Lo encontré unos días antes de Navidad en un hospicio. Lo habían dejado abandonado en la puerta dentro de una caja de cartón. Era un bebé precioso. Lo cogí en brazos y enseguida me aceptó. Mi corazón rebosaba de ternura. Firmé los papeles y lo adopté. Le pusimos de nombre Tomi, diminutivo de Tomás.
Lo criamos con esmero en casa y él fue creciendo y jugando, como todo ser vivo cuando es chiquitito. Alegraba la vida en mi hogar y nos hacía reír. Se apropiaba de todo lo que necesitaba para jugar: zapatillas, pelotas, muñecas, el mando de la tele...
Pero noté que pasaba las horas asomado al balcón; le faltaba algo, algo que su instinto le pedía: la calle, el campo, la hierba, los animales...
Un día me lo llevé a pasear. Me detuve en frente de la bodega Gin Rives. Desde la acera se veía pasar botellas enfila hasta la máquina del llenado; pero eso a él no parecía interesarle, tenía clavada la mirada en un prado verde cercano. ¡Nunca había visto algo igual!
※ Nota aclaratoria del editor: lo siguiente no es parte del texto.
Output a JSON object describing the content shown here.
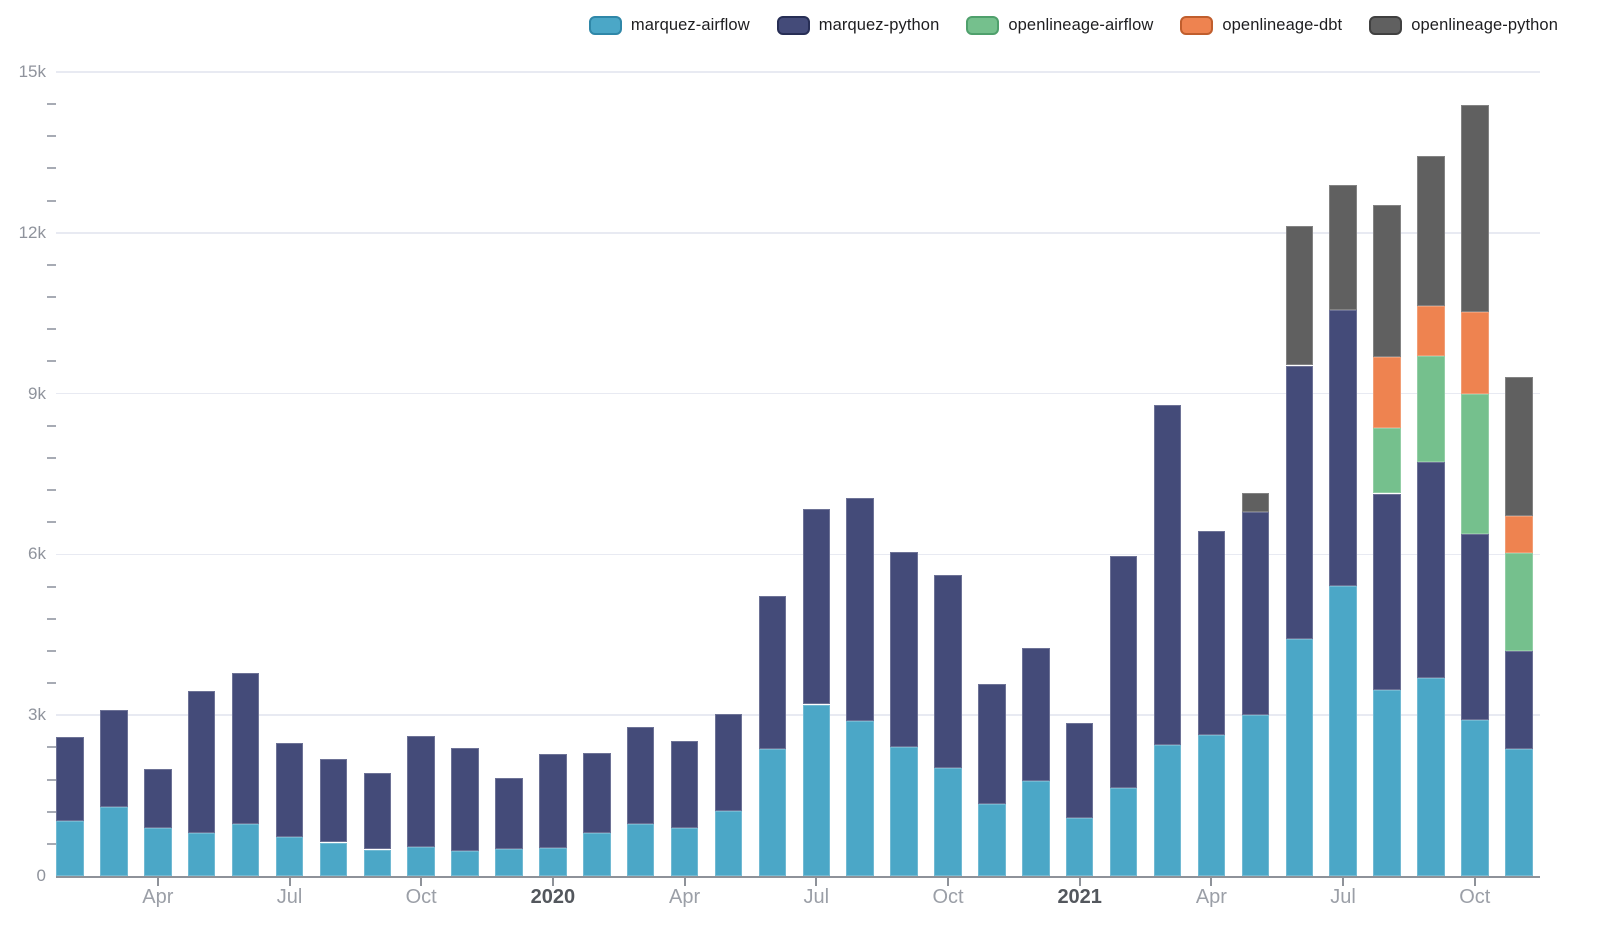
{
  "chart_data": {
    "type": "bar",
    "stacked": true,
    "title": "",
    "xlabel": "",
    "ylabel": "",
    "legend_position": "top-right",
    "grid": "horizontal-major-only",
    "categories": [
      "Feb 2019",
      "Mar 2019",
      "Apr 2019",
      "May 2019",
      "Jun 2019",
      "Jul 2019",
      "Aug 2019",
      "Sep 2019",
      "Oct 2019",
      "Nov 2019",
      "Dec 2019",
      "Jan 2020",
      "Feb 2020",
      "Mar 2020",
      "Apr 2020",
      "May 2020",
      "Jun 2020",
      "Jul 2020",
      "Aug 2020",
      "Sep 2020",
      "Oct 2020",
      "Nov 2020",
      "Dec 2020",
      "Jan 2021",
      "Feb 2021",
      "Mar 2021",
      "Apr 2021",
      "May 2021",
      "Jun 2021",
      "Jul 2021",
      "Aug 2021",
      "Sep 2021",
      "Oct 2021",
      "Nov 2021"
    ],
    "series": [
      {
        "name": "marquez-airflow",
        "color": "#4BA7C7",
        "border_color": "#2F87A8",
        "values": [
          1030,
          1280,
          900,
          800,
          965,
          725,
          625,
          495,
          545,
          465,
          505,
          515,
          795,
          970,
          900,
          1215,
          2375,
          3200,
          2885,
          2405,
          2015,
          1340,
          1770,
          1085,
          1635,
          2440,
          2625,
          3000,
          4425,
          5420,
          3465,
          3690,
          2920,
          2375
        ]
      },
      {
        "name": "marquez-python",
        "color": "#444B79",
        "border_color": "#272E55",
        "values": [
          1565,
          1810,
          1105,
          2655,
          2815,
          1765,
          1555,
          1425,
          2065,
          1930,
          1315,
          1770,
          1500,
          1810,
          1620,
          1800,
          2845,
          3655,
          4175,
          3645,
          3600,
          2235,
          2490,
          1770,
          4330,
          6350,
          3805,
          3800,
          5100,
          5140,
          3670,
          4035,
          3460,
          1820
        ]
      },
      {
        "name": "openlineage-airflow",
        "color": "#75C08D",
        "border_color": "#4FA06C",
        "values": [
          0,
          0,
          0,
          0,
          0,
          0,
          0,
          0,
          0,
          0,
          0,
          0,
          0,
          0,
          0,
          0,
          0,
          0,
          0,
          0,
          0,
          0,
          0,
          0,
          0,
          0,
          0,
          0,
          0,
          0,
          1230,
          1975,
          2620,
          1825
        ]
      },
      {
        "name": "openlineage-dbt",
        "color": "#EE8350",
        "border_color": "#C05E2D",
        "values": [
          0,
          0,
          0,
          0,
          0,
          0,
          0,
          0,
          0,
          0,
          0,
          0,
          0,
          0,
          0,
          0,
          0,
          0,
          0,
          0,
          0,
          0,
          0,
          0,
          0,
          0,
          0,
          0,
          0,
          0,
          1315,
          930,
          1525,
          700
        ]
      },
      {
        "name": "openlineage-python",
        "color": "#606060",
        "border_color": "#404040",
        "values": [
          0,
          0,
          0,
          0,
          0,
          0,
          0,
          0,
          0,
          0,
          0,
          0,
          0,
          0,
          0,
          0,
          0,
          0,
          0,
          0,
          0,
          0,
          0,
          0,
          0,
          0,
          0,
          345,
          2605,
          2340,
          2845,
          2805,
          3860,
          2590
        ]
      }
    ],
    "y_axis": {
      "min": 0,
      "max": 15000,
      "major_step": 3000,
      "minor_step": 600,
      "tick_labels": [
        "0",
        "3k",
        "6k",
        "9k",
        "12k",
        "15k"
      ]
    },
    "x_axis": {
      "labeled_ticks": [
        {
          "index": 2,
          "label": "Apr",
          "year": false
        },
        {
          "index": 5,
          "label": "Jul",
          "year": false
        },
        {
          "index": 8,
          "label": "Oct",
          "year": false
        },
        {
          "index": 11,
          "label": "2020",
          "year": true
        },
        {
          "index": 14,
          "label": "Apr",
          "year": false
        },
        {
          "index": 17,
          "label": "Jul",
          "year": false
        },
        {
          "index": 20,
          "label": "Oct",
          "year": false
        },
        {
          "index": 23,
          "label": "2021",
          "year": true
        },
        {
          "index": 26,
          "label": "Apr",
          "year": false
        },
        {
          "index": 29,
          "label": "Jul",
          "year": false
        },
        {
          "index": 32,
          "label": "Oct",
          "year": false
        }
      ]
    }
  },
  "colors": {
    "background": "#ffffff",
    "gridline": "#E8EAF2",
    "axis_line": "#8E9299",
    "minor_tick": "#A7ABB4",
    "x_tick": "#8E9299",
    "y_label": "#8F939C",
    "x_label_month": "#9B9FA7",
    "x_label_year": "#53575D",
    "legend_text": "#1E1E20"
  }
}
Tiraba con fuerza de mi mano y lo acerqué a la cerca. Tomi
se quedaba pasmado mirando una vaca retinta que pastaba tranquilamente. De pronto la vaca se acercó unos metros, mirándonos fijamente Mi pequeñín me miraba como pidiendo auxilio o, quizá, solicitando le presentase a la vaca. Eso yo no podía consentirlo. No porque yo tuviese miedo, siempre encontraría el modo de escapar en caso de peligro; pero con mi niño no me atrevía, era peligroso.
Y nos quedamos mirando el ganado un buen rato. Hasta que Tomi se cansó y regresamos a casa.
Ese día,Tomi había visto cosas nuevas, y habíamos caminado 2,5 kilómetros. Todo había sido perfecto y saludable.
En los días siguientes repetíamos el recorrido para hacer ejercicio y, quizá, entablar amistad con las vacas.